This essay is excerpted from Media Law Handbook, published by the Bureau of International Information Programs.
But who watches the watchdog? Who ensures that the press will be accountable? In some countries, the answer is the government. Laws, statutes, and codes spell out in detail the conduct required of news organizations. In these nations, journalists’ rights often depend upon fulfillment of responsibilities. The rub is that the government’s definition of responsibility may differ greatly from that of the press itself, or even the public.
In other countries, the answer is, the press itself, and its readers and viewers.
In some parts of the world, news organizations or individual journalists subscribe to ethical codes of conduct, like that of the National Union of Journalists in the United Kingdom. Other countries impose ethical standards as a matter of law. In the United States, individual news organizations have adopted their own ethical guidelines. Typically, these codes or guidelines set out the institution’s rules governing financial and other conflicts of interest.
For example, an ethical guideline may prohibit a reporter from covering a company for which her spouse works. Or it may forbid a reporter to take part in a protest march, or to display a political sticker on the fender of his car or a placard in his front garden, or to wear a national flag in her lapel as she reports the news. Or it may prohibit a reporter from accepting even a nominal gift from a news source. Guidelines like these are intended to maintain both the reality and the appearance of journalistic independence.

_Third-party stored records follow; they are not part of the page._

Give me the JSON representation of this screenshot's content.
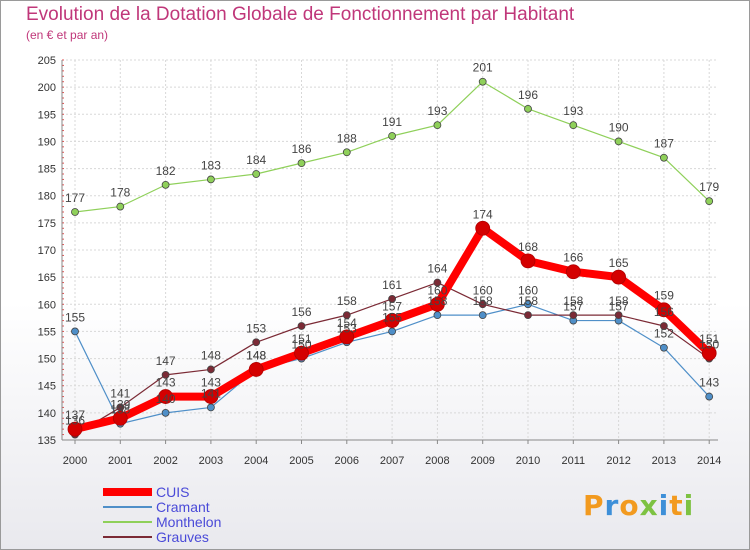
{
  "title": "Evolution de la Dotation Globale de Fonctionnement par Habitant",
  "subtitle": "(en € et par an)",
  "brand": {
    "text": "Proxiti",
    "colors": [
      "#f29a1f",
      "#3d8fd8",
      "#f29a1f",
      "#7dc242",
      "#3d8fd8",
      "#f29a1f",
      "#7dc242"
    ]
  },
  "chart_data": {
    "type": "line",
    "title": "Evolution de la Dotation Globale de Fonctionnement par Habitant",
    "subtitle": "(en € et par an)",
    "x": [
      2000,
      2001,
      2002,
      2003,
      2004,
      2005,
      2006,
      2007,
      2008,
      2009,
      2010,
      2011,
      2012,
      2013,
      2014
    ],
    "ylim": [
      135,
      205
    ],
    "yticks": [
      135,
      140,
      145,
      150,
      155,
      160,
      165,
      170,
      175,
      180,
      185,
      190,
      195,
      200,
      205
    ],
    "grid": true,
    "legend": "bottom-left",
    "series": [
      {
        "name": "CUIS",
        "color": "#ff0000",
        "label_color": "#4a4ad8",
        "width": 8,
        "marker": 7,
        "values": [
          137,
          139,
          143,
          143,
          148,
          151,
          154,
          157,
          160,
          174,
          168,
          166,
          165,
          159,
          151
        ]
      },
      {
        "name": "Cramant",
        "color": "#4f8fc8",
        "label_color": "#4a4ad8",
        "width": 1.2,
        "marker": 3.5,
        "values": [
          155,
          138,
          140,
          141,
          148,
          150,
          153,
          155,
          158,
          158,
          160,
          157,
          157,
          152,
          143
        ]
      },
      {
        "name": "Monthelon",
        "color": "#8fd05a",
        "label_color": "#4a4ad8",
        "width": 1.2,
        "marker": 3.5,
        "values": [
          177,
          178,
          182,
          183,
          184,
          186,
          188,
          191,
          193,
          201,
          196,
          193,
          190,
          187,
          179
        ]
      },
      {
        "name": "Grauves",
        "color": "#7b2a35",
        "label_color": "#4a4ad8",
        "width": 1.2,
        "marker": 3.5,
        "values": [
          136,
          141,
          147,
          148,
          153,
          156,
          158,
          161,
          164,
          160,
          158,
          158,
          158,
          156,
          150
        ]
      }
    ]
  }
}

It would seem unnecessary for ethical guidelines to address the necessity for accuracy and truth-telling. But after journalists like Jayson Blair of the New York Times either fabricated or plagiarized the news stories they submitted to their editors, many organizations have revised their ethics guidelines to make clear that neither practice can ever be accepted or condoned by a responsible news organization.
Sometimes ethics and the law intersect. In Northern Ireland, for example, Suzanne Breen, the Belfast-based editor for Dublin’s Sunday Tribune, faced a legal and ethical dilemma. Breen had been telephoned by an individual who claimed responsibility for murdering two soldiers at Massereene Barracks in Antrim. The police demanded that she turn over her cell phone, computer records, and notes about her contacts with the paramilitary Real IRA organization. Breen resisted, arguing that to do so would breach her professional obligation to protect the confidentiality of her sources. She also candidly acknowledged that complying with the law enforcement demands could endanger her life, and the lives of her family members. But if she defied the order, Breen faced the prospect of up to five years in jail for contempt.
In June 2009, a judge in Belfast ruled that compelling Breen to surrender her news-gathering materials would put her life at risk in contravention of the European Convention on Human Rights.
By contrast, in the United States, New York Times reporter Judith Miller refused to cooperate in a criminal investigation seeking the identity of a government official who had revealed the identity of a covert intelligence agent. Miller defied orders to testify, even after judicial rulings that journalists possessed no special privilege to decline naming confidential sources. She spent 85 days in jail in 2005. Some judges and members of the public argued that journalists can never hold themselves above the law. But the ethics policies of most news organizations would require a reporter to honor a promise given to a source, even if it means going to jail.
Legal and ethical provisions vary from country to country. Reasonable people — and even journalists themselves — may disagree on how they should apply in a particular situation and whether they strike the proper balance between competing societal interests.